You may not notice this process when your truck is at a slow speed since the vehicle’s inertia will allow it to remove the object. Therefore, the springs absorb the shock and reduce the impact’s energy, minimizing potential damage.

Apart from the blade tripping mechanism, pressure relief valves reduce the energy produced by hitting obstacles. 

These valves use hydraulic cylinders that absorb some energy and reduce the shock. Hence, the springs and the pressure relief valves protect the snowplow, truck, and driver from the impact of encountering hard objects on the road.

Why Do You Adjust a Snow Plow’s Springs?

You adjust the trip springs on your snowplow to protect the moldboard from damage. It is also a safety precaution as loose springs pose a risk to the plow truck’s operator. Therefore, well-adjusted springs are durable.

It’s crucial to do a maintenance check on your snowplow before plowing. Inspecting the plow will also entail checking whether the trip springs are in good condition, and if they aren’t, you need to adjust them to the recommended tension.

You’ll need to adjust both metal and rubber trip springs.
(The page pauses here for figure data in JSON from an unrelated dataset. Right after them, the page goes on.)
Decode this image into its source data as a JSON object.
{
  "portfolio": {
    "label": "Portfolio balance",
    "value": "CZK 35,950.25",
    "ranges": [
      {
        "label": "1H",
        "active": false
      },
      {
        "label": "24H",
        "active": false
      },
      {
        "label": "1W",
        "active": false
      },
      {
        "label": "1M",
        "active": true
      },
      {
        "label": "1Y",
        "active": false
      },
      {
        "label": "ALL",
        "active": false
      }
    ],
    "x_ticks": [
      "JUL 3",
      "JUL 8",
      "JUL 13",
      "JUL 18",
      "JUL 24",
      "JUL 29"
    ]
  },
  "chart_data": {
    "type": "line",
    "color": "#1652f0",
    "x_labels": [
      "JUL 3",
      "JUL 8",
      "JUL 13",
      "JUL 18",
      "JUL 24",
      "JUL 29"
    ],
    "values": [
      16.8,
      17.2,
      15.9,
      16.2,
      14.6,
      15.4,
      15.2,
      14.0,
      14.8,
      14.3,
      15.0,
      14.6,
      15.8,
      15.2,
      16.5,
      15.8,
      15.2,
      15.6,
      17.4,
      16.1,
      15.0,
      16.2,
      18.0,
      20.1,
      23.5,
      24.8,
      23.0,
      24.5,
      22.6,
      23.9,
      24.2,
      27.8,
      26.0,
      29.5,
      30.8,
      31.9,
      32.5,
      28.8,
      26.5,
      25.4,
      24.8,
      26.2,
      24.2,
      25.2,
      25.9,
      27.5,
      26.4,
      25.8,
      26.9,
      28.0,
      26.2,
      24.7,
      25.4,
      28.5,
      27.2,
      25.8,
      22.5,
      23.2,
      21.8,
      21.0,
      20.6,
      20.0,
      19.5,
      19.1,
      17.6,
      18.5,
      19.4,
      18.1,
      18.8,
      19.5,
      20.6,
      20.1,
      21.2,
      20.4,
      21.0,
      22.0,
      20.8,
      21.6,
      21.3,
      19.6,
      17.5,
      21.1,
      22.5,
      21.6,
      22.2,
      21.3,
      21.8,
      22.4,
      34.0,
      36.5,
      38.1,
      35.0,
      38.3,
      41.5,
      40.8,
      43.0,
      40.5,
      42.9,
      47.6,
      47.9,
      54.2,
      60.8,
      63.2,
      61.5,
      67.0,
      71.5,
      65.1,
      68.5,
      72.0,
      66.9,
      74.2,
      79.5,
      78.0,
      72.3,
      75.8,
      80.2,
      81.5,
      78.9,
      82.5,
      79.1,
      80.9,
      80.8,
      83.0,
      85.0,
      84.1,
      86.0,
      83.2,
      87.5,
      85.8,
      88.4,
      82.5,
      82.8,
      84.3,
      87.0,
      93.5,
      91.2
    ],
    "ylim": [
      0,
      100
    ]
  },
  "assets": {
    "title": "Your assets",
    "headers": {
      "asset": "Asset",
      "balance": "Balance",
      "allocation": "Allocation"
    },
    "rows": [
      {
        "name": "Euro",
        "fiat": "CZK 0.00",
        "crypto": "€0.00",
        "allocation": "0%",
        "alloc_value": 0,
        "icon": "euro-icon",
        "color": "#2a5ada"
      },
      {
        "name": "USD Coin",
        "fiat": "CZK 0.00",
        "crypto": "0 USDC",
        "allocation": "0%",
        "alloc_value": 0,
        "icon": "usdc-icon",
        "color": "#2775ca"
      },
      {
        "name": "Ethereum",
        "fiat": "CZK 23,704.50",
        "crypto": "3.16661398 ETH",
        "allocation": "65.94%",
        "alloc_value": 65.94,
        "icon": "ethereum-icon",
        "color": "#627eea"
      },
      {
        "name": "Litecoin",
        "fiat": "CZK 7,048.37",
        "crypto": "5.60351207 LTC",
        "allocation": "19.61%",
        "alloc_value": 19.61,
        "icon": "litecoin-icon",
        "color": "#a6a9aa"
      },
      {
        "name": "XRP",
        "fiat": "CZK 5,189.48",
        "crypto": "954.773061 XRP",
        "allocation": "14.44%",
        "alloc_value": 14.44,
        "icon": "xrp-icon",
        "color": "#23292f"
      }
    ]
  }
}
The process involves loosening the springs first and then re-adjusting the cutting edges to the right position. After that, you need to tighten the trip springs depending on the plowing conditions.

Here’s a YouTube video demonstrating how to adjust your snowplow edge spring:


When not plowing, your trip springs shouldn’t be tight. Therefore, you should loosen them to release the tension before storage. Storing the springs this way will extend their life.

What Are the Best Springs for Snow Plows?

The best springs for snowplows should provide maximum protection and resilience, and they should be made from high-quality and durable materials. The ideal trip springs also depend on what type of snowplow you’re using.

Here are some of the best trip springs (available on Amazon.com) for your snow plow:

  • Polaris Trip Spring: This is a high-quality trip spring specifically designed for Polaris ATV snow plows. These heavy-duty springs are for the plow’s part 2877443. They’re also long-lasting and resilient.
  • Buyers Product Trip Spring: It’s a premium steel spring with a black powder coating to prevent corrosion. The trip spring is an ideal replacement for various snow plow types, and due to its strength, you can depend on this trip spring for all your plowing needs.
  • 4PK Snow Plow Trip Springs: These are heavy-duty and high-quality trip springs and are the perfect replacements for Meyer snowplow springs. They’re also easy to install and cost-friendly.
  • Western Snow Plow Trip Spring: It is an ideal trip spring for EZ replacement, and is best suited for all Western snow plows. They’re made from durable materials, so you don’t have to worry about purchasing new ones every winter.

Final Thoughts

Snow plowing is not only hard on your truck but also on the snowplow. Therefore, installing resilient and high-quality trip springs is vital to prevent damage. Trip springs on your snowplow act as shock absorbers, minimizing the impact of obstacles or rough roads.